In between jokes about his daughters teaching him the basic functions of a smartphone, President Obama provided three components to addressing the challenge. First, he spoke about the need for technology companies, such as Google and Meta, to take greater responsibility for the content on their website. Second, he also acknowledged the government’s role in adapting to the dramatic changes in technology and its role in society, advocating for reforms to Section 230 of the Communications Decency Act of 1996, which generally provides immunity for website platforms with respect to third-party content.

“Regulation does not have to stifle innovation,” he said, speaking about government regulation’s ability to impose higher standards on the private sector to spur innovation.

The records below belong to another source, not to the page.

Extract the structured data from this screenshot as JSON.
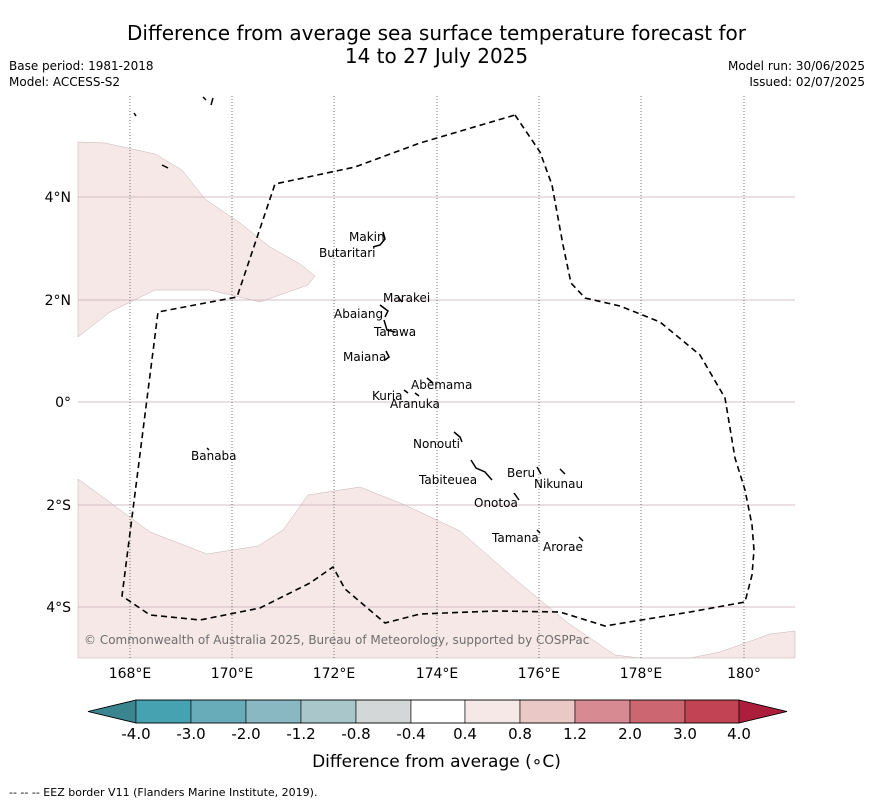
{
  "header": {
    "title_line1": "Difference from average sea surface temperature forecast for",
    "title_line2": "14 to 27 July 2025",
    "base_period": "Base period: 1981-2018",
    "model": "Model: ACCESS-S2",
    "model_run": "Model run: 30/06/2025",
    "issued": "Issued: 02/07/2025"
  },
  "map": {
    "lat_labels": [
      "4°N",
      "2°N",
      "0°",
      "2°S",
      "4°S"
    ],
    "lon_labels": [
      "168°E",
      "170°E",
      "172°E",
      "174°E",
      "176°E",
      "178°E",
      "180°"
    ],
    "places": [
      "Makin",
      "Butaritari",
      "Marakei",
      "Abaiang",
      "Tarawa",
      "Maiana",
      "Abemama",
      "Kuria",
      "Aranuka",
      "Nonouti",
      "Banaba",
      "Tabiteuea",
      "Beru",
      "Nikunau",
      "Onotoa",
      "Tamana",
      "Arorae"
    ],
    "copyright": "© Commonwealth of Australia 2025, Bureau of Meteorology, supported by COSPPac",
    "anomaly_fill_color": "#f5e8e7",
    "eez_line_color": "#000000",
    "grid_line_color": "#c9aeb8"
  },
  "colorbar": {
    "ticks": [
      "-4.0",
      "-3.0",
      "-2.0",
      "-1.2",
      "-0.8",
      "-0.4",
      "0.4",
      "0.8",
      "1.2",
      "2.0",
      "3.0",
      "4.0"
    ],
    "colors": [
      "#3a8590",
      "#46a1b0",
      "#68acb9",
      "#89b7c2",
      "#a9c7ca",
      "#d4d7d7",
      "#ffffff",
      "#f5e8e7",
      "#e9c8c6",
      "#d78a92",
      "#cc6670",
      "#c24454",
      "#ab1e3c"
    ],
    "title": "Difference from average (∘C)"
  },
  "footnote": "--  --  -- EEZ border V11 (Flanders Marine Institute, 2019)."
}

Finally, he provided a personal call to action for consumers to break outside of their information bubble. It was a suggestion that certainly resonated with me—it is so easy to consume information passively, scrolling through Twitter or scanning the New York Times headline alerts, rather than actively searching for multiple perspectives on today’s salient issues. When President Obama called attention to the ways in which modern media has contributed to how “our personal information bubbles, our assumptions, our blind spots, [and] our prejudices aren’t challenged,” I (Rachel) was reminded of a classroom discussion on confirmation bias and naïve realism in Professor Paul Brest’s class, “Problem Solving and Decision Making for Public Policy and Social Change,” which I took as part of my Public Policy Master’s curriculum. Listening to President Obama’s speech and reflecting on what I learned in Professor Brest’s class encouraged me to re-evaluate how my own method of media consumption may affect my views and the types of political dialogue in which I engage.

Obama added “the internet is a tool. Social media is a tool. At the end of the day, tools don’t control us. We control them. And we can remake them. It’s up to each of us to decide what we value and then use the tools we’ve been given to advance those values.”

In a crowd of excited students, faculty, and community members, the energy in the air was as electrifying as the speech itself. Stanford certainly sees no shortage of accomplished speakers, but there still was an awed air of “that’s Obama!” Students began lining up outside CEMEX for entry two hours before the start of the event, hoping to catch a seat closer to the former President. The audience, which included President Marc Tessier-Lavigne, several Vice Provosts, and faculty across campus, remained rapt, only pausing their listening to snap an excited picture of the event. After the event, students waited outside to catch one more glimpse of the former President as he entered his car and was driven away.